Стоявший возле именитый купец Грыжев усмехнулся и похлопал по плечу Ивана Никитича.
- Пиши,- сказал он,- пиши! Почему не писать, коли можешь? А в какую газету писать станешь?
- В "Голос", Иван Петрович!
- Прочесть дашь?
- Хе-хе-хе... Всенепременно-с.
- Увидим, каких делов ты мастер. Ну, а что же ты писать станешь?
- А вот если Иван Степанович что-нибудь на прогимназию пожертвуют, то и про них напишу!
Иван Степанович, бритый и совсем не длиннополый купец, усмехнулся и покраснел.
- Что ж, напиши! - сказал он.- Я пожертвую. Отчего не пожертвовать? Тысячу рублев могу...
- Нуте?
- Могу.
- Да нет?
- Ну вот еще... Разумеется, могу.
- Вы не шутите?.. Иван Степанович!
- Могу... Только вот что... Ммм... А если я пожертвую, да ты не напишешь?
- Как это можно-с? Слово твердо, Иван Степаныч...

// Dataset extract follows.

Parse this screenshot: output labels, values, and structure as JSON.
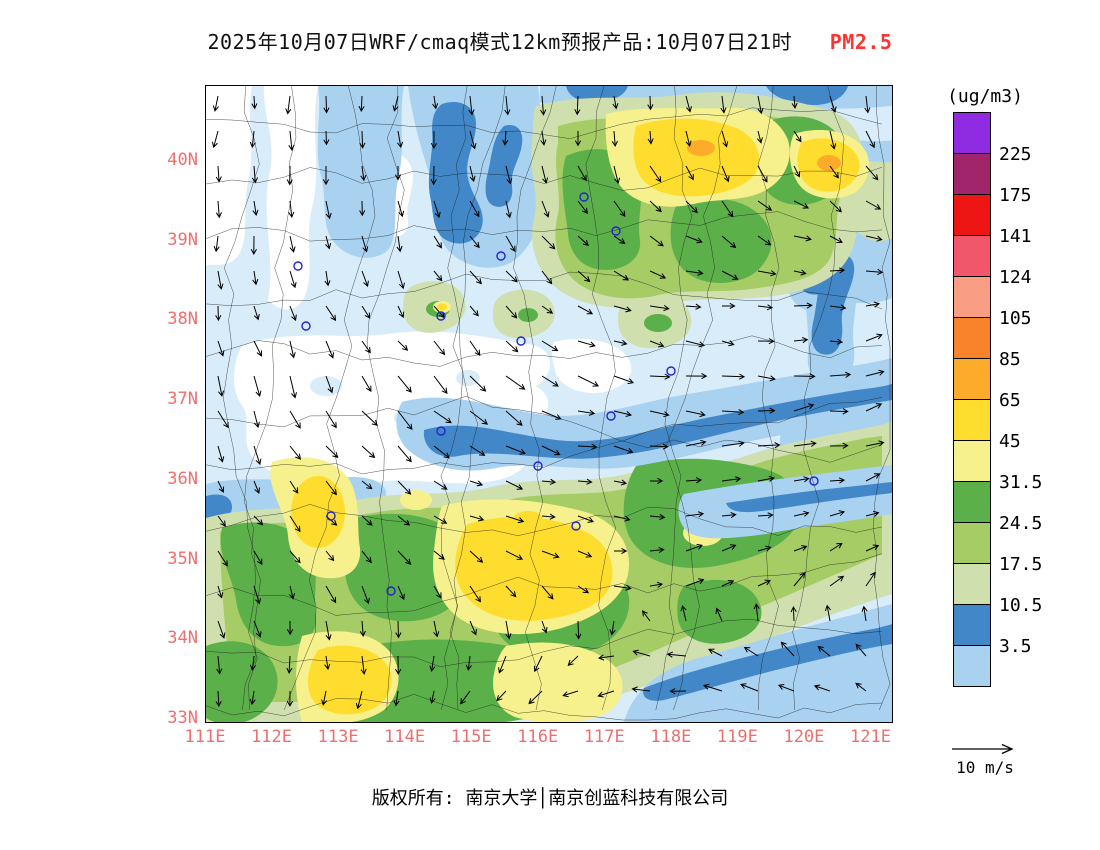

- Оно-то так... Гм... Ну, а когда же ты напишешь?
- Очень скоро-с, даже очень скоро-с... Вы не шутите, Иван Степаныч?
- Зачем шутить? Ведь за шутки ты мне денег не заплатишь? Гм... Ну, а если ты не напишешь?

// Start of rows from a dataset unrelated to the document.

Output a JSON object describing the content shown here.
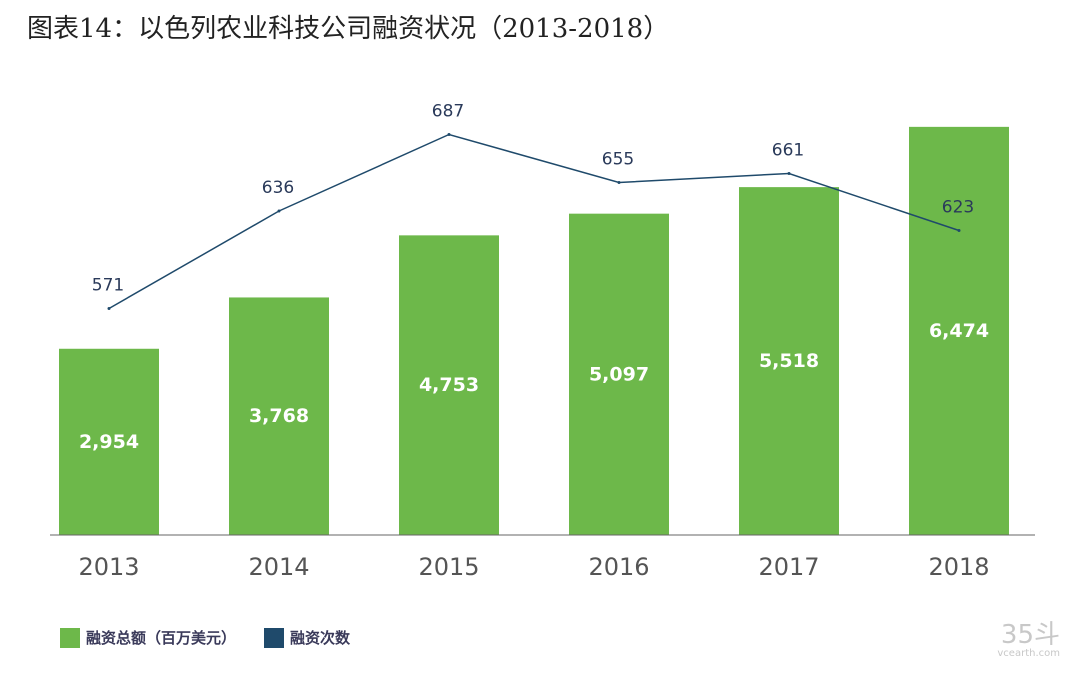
{
  "title": "图表14：以色列农业科技公司融资状况（2013-2018）",
  "colors": {
    "bar": "#6db84a",
    "line": "#1f4a6b",
    "axis_label": "#555555",
    "bar_label": "#ffffff",
    "line_label": "#2a3a5a"
  },
  "chart_data": {
    "type": "bar",
    "categories": [
      "2013",
      "2014",
      "2015",
      "2016",
      "2017",
      "2018"
    ],
    "series": [
      {
        "name": "融资总额（百万美元）",
        "type": "bar",
        "values": [
          2954,
          3768,
          4753,
          5097,
          5518,
          6474
        ],
        "labels": [
          "2,954",
          "3,768",
          "4,753",
          "5,097",
          "5,518",
          "6,474"
        ]
      },
      {
        "name": "融资次数",
        "type": "line",
        "values": [
          571,
          636,
          687,
          655,
          661,
          623
        ],
        "labels": [
          "571",
          "636",
          "687",
          "655",
          "661",
          "623"
        ]
      }
    ],
    "ylim": [
      0,
      6900
    ],
    "line_ylim": [
      420,
      710
    ],
    "legend_position": "bottom-left"
  },
  "legend": [
    {
      "label": "融资总额（百万美元）",
      "color": "#6db84a"
    },
    {
      "label": "融资次数",
      "color": "#1f4a6b"
    }
  ],
  "watermark": {
    "logo": "35斗",
    "sub": "vcearth.com"
  }
}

- Напишу-с, Иван Степаныч! Побей меня бог, напишу-с!
Иван Степанович наморщил свой большой лоснящийся лоб и начал думать. Иван Никитич засеменил ножками, заикал и впился своими сияющими глазками в Ивана Степановича.

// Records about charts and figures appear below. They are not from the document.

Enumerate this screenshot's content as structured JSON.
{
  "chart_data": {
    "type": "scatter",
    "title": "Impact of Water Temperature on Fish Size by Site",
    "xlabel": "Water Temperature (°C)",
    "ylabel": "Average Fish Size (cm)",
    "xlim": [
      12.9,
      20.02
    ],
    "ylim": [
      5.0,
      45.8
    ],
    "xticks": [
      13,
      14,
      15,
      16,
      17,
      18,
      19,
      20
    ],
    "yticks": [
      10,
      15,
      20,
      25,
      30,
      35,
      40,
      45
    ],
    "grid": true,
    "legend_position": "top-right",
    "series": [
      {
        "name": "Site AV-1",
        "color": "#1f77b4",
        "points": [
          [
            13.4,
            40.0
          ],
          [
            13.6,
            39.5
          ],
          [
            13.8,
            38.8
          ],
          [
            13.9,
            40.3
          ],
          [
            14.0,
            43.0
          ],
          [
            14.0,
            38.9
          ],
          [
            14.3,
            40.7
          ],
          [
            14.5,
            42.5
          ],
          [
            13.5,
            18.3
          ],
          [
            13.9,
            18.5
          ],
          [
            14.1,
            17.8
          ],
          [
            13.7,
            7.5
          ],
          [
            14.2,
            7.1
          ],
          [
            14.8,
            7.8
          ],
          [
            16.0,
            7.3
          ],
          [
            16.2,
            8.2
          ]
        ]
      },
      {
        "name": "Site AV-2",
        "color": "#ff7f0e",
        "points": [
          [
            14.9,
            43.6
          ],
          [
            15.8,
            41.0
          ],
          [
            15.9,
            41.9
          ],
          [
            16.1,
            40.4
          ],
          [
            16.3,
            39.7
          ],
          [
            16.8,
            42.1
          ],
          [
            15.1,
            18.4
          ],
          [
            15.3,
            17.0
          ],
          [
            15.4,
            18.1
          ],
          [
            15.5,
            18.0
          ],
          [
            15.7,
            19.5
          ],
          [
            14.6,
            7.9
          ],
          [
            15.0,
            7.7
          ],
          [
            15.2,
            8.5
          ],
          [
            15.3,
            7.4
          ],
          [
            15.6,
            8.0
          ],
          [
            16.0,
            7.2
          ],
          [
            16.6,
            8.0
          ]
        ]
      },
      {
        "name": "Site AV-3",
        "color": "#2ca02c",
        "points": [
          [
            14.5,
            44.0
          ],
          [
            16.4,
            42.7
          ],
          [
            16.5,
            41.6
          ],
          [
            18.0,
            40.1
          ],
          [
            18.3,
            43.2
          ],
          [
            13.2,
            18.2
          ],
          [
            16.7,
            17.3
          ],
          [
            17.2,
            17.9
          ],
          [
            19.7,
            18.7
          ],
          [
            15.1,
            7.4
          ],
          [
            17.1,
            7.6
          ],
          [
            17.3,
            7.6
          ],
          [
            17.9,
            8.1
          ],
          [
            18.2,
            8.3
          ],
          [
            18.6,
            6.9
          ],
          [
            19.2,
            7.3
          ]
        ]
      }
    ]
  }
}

- Вот что, Никита... Никитич... Иван, что ля? Вот что... Я дам... дам две тысячи серебра, и потом, может быть, еще что-нибудь... этакое. Только с таким условием, братец ты мой, чтоб ты взаправду написал...
- Да ей-богу же напишу! -запищал Иван Никитич.
- Ты напиши, да прежде чем посылать в газету - дашь мне прочитать, а тогда я и две тысячи выложу, ежели хорошо будет написано...
- Слушаю-с... Эк... эк-гем... Слушаю и понимаю, благородный и великодушный человек! Иван Степанович! Будьте столь достолюбезны и снисходительны, не оставьте ваше обещание без последствий, да не будет оно одним только звуком!